In the fall, locally, in southeastern Massachusetts and neighboring Rhode Island, it is common to see people of Portuguese ancestry gathering autumn olive fruits. They call the fruit “Portuguese currants.”  

Some folks call the autumn olive “Russian olive.” That is incorrect. Russian olive, in our area, is not nearly as common as autumn olive. It belongs to the same genus, Elaeagnus, but is a different species, angustifolia. Like the autumn olive the Russian olive is an alien shrub species; however, it is not invasive ...at least not yet ...in New England. We have not found Russian olive in the Southeastern Massachusetts Bioreserve.
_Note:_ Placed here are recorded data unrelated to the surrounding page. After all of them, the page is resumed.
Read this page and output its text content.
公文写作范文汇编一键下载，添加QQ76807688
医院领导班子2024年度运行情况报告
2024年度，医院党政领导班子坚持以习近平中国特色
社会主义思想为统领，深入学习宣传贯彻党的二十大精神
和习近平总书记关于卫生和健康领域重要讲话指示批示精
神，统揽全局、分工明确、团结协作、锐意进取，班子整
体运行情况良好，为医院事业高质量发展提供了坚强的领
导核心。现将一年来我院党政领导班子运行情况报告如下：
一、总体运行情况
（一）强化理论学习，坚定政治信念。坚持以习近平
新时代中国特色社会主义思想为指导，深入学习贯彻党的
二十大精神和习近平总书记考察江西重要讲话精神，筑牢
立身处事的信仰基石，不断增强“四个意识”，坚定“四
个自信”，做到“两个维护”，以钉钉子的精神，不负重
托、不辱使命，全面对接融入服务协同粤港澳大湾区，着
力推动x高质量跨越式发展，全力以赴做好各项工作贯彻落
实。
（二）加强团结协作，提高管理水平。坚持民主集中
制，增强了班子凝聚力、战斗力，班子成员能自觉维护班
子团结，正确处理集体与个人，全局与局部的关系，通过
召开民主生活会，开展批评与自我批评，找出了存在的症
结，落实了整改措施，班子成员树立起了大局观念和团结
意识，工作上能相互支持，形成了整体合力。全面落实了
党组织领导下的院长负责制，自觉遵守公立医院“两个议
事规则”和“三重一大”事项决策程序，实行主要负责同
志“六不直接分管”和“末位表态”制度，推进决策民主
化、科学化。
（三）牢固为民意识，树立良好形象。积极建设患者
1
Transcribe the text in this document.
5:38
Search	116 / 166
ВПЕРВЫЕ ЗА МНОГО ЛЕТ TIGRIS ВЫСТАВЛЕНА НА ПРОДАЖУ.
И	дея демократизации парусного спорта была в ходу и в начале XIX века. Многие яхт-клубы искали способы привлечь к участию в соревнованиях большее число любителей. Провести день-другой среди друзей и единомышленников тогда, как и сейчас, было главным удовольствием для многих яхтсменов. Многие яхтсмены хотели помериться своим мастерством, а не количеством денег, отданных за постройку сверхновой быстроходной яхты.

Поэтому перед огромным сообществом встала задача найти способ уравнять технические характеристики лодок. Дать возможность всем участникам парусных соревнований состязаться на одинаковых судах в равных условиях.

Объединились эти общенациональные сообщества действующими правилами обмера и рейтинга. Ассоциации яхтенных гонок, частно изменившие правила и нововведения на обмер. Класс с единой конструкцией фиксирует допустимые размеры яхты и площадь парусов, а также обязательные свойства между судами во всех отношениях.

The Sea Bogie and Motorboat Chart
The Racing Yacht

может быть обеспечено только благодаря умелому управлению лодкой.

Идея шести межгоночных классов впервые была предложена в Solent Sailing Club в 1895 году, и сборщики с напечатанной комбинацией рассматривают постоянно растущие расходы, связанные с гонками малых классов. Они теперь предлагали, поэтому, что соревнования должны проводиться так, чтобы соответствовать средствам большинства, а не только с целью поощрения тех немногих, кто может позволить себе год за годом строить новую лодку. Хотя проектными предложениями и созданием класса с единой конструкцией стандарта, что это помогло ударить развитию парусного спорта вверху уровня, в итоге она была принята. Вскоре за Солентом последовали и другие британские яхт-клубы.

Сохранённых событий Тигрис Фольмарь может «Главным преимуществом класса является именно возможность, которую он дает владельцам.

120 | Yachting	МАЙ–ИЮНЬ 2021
To help in separating the Russian olive from the autumn olive the Russian olive has narrow, elliptical (willow-like) leaves. Much narrower than autumn olive. Leaves of the Russian olive are silvery above as well as below. Fruit is larger than the fruit of autumn olive and oval. Also, the Russian olive fruits are yellow, dry and mealy unlike the juicy, red fruit of the autumn olive.

Fight the invasion ...eat more autumn olive!

 

 

SPRING ARRIVES WITH MARCH – In fits and starts in our neck of the woods here in southeastern New England

 

First a howling blizzard woke us,
Then the rain came down to soak us,
And now before the eye can focus -
Crocus.
- Lilja Rogers

 

We do get a spring, but not much of a spring here along the damp, raw and windy North Atlantic. Travel a hundred miles west to the Berkshire foothills and in spring the forested hillsides and hollows are filled with spring ephemerals.

Although the weather may be unpredictable around here, we can find a few green shoots poking through the warming soil. If out walking in the woods watch for blooming pussy willow, skunk cabbage and spicebush. If walking old pasture edge and abandoned farmland you might also find hardy crocuses, snowdrops, coltsfoot, chickweed and grape hyacinth blossoming on sunny March days.